All subjects in this study were healthy young women with a BMD of >80% of YAM and/or reaching PBM. In contrast, 24.2% of all subjects had exercise habits, and it is difficult to say whether MS, which is required for healthy bones, is dependent only on exercise. In other words, it is reasonable to interpret that the MS required for bones is compensated by all PA in daily life, including exercise.

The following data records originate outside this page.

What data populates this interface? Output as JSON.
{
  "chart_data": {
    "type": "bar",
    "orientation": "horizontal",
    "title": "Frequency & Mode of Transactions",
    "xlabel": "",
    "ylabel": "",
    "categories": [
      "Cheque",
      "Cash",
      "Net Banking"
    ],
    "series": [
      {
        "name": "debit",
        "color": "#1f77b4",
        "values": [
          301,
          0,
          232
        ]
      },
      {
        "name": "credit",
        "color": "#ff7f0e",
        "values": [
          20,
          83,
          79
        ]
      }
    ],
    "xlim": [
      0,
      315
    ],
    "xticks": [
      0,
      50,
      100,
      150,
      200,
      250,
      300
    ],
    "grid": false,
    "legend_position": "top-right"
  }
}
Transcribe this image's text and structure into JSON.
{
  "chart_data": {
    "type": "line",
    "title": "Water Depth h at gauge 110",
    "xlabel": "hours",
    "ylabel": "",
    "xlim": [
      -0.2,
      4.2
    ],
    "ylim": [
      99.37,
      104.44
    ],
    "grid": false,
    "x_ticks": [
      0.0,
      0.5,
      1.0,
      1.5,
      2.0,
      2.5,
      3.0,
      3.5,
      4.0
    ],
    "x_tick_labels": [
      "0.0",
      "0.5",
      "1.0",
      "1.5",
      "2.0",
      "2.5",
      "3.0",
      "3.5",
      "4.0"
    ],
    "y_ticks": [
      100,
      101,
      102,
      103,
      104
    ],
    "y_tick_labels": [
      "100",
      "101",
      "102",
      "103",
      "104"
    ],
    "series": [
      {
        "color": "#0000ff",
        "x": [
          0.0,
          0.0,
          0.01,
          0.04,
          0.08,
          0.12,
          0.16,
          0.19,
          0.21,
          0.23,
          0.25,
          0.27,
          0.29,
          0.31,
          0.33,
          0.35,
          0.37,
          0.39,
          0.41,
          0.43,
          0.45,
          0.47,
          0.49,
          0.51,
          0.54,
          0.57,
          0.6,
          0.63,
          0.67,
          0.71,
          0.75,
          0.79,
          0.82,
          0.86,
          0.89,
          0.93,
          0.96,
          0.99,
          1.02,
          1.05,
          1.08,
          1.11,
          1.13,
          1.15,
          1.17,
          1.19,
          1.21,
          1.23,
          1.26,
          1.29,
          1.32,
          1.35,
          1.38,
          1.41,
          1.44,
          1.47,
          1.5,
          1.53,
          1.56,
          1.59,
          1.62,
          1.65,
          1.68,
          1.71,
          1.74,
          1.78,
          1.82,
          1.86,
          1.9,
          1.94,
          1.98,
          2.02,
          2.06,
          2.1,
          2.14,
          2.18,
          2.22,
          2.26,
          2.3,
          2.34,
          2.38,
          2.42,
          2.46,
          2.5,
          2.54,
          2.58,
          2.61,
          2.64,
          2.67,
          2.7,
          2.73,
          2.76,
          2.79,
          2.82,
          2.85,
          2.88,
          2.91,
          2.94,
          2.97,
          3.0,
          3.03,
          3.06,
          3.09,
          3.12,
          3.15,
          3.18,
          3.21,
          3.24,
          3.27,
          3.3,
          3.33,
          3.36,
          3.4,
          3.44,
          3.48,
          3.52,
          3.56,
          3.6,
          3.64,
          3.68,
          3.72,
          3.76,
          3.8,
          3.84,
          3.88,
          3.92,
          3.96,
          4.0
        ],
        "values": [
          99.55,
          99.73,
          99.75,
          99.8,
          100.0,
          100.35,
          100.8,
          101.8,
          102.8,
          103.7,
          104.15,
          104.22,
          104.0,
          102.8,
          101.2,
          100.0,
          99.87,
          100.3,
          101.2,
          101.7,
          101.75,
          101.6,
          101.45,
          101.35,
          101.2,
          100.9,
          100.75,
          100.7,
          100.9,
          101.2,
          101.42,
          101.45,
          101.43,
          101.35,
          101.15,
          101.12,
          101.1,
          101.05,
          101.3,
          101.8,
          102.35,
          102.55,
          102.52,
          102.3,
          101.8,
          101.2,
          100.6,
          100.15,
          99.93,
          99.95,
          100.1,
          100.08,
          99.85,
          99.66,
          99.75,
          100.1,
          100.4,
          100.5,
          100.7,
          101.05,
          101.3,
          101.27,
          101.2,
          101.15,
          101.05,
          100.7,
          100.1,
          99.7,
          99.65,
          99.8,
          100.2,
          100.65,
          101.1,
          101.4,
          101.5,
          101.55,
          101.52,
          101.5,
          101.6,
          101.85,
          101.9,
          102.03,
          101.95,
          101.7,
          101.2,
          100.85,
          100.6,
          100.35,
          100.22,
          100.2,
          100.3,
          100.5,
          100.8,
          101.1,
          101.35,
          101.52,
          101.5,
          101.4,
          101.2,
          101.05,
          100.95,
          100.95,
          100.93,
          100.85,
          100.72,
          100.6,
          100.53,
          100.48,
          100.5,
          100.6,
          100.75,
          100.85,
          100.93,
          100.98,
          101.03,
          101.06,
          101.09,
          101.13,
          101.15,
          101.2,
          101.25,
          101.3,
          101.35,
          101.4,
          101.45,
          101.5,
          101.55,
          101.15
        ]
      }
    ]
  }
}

Thus, the MS load necessary for bones could be obtained from nonexercise PA in daily life, and our results suggest that a more effective load of MS is moderate-intensity PA of >6.0 METs. Given the aforementioned, the baseline values of body composition and PA presented in this study may be useful as baseline values for the acquisition of higher PBM and BMD in healthy young women.
Conclusion
In conclusion, healthy young women in their early 20s with high BMD tended to have higher muscle mass and BMR, and could endure longer daily PA of moderate intensity or higher than their peers with low BMD. Daily PA >6.0 METs may be beneficial for healthy BMD and PBM in young women.
Acknowledgments
We would like to express our sincere gratitude to the volunteers whose comments and suggestions were of tremendous value.
Abbreviations Used
- %FAT
body fat percentage
- BMD-H
bone mineral density-high
- BMD-L
bone mineral density-low
- BMI
body mass index
- BMR
basal metabolic rate
- BUA
broadband ultrasound attenuation
- BW
body weight
- LBM
lean body mass
- MET
metabolic equivalent
- MS
mechanical stress
- OSI
Osteo-Sono Assessment Index
- PA
physical activity
- PAL
physical activity level
- QUS
quantitative ultrasound
- SMI
skeletal muscle mass index
- SOS
sound of speed
- YAM
young adult mean
Author Disclosure Statement
No competing financial interests exist.
Funding Information
This study was supported by Grants-in-Aid for Scientific Research from the Ministry of Education, Culture, Sports, Science and Technology, Japan (Grant No. 20K10910).
Cite this article as: Lee S, Fujita C, Satoh A (2022) Baseline body composition and physical activity level recommended for optimal bone mineral density in young women, Women's Health Report 3:1, 351–358, DOI: 10.1089/whr.2021.0137.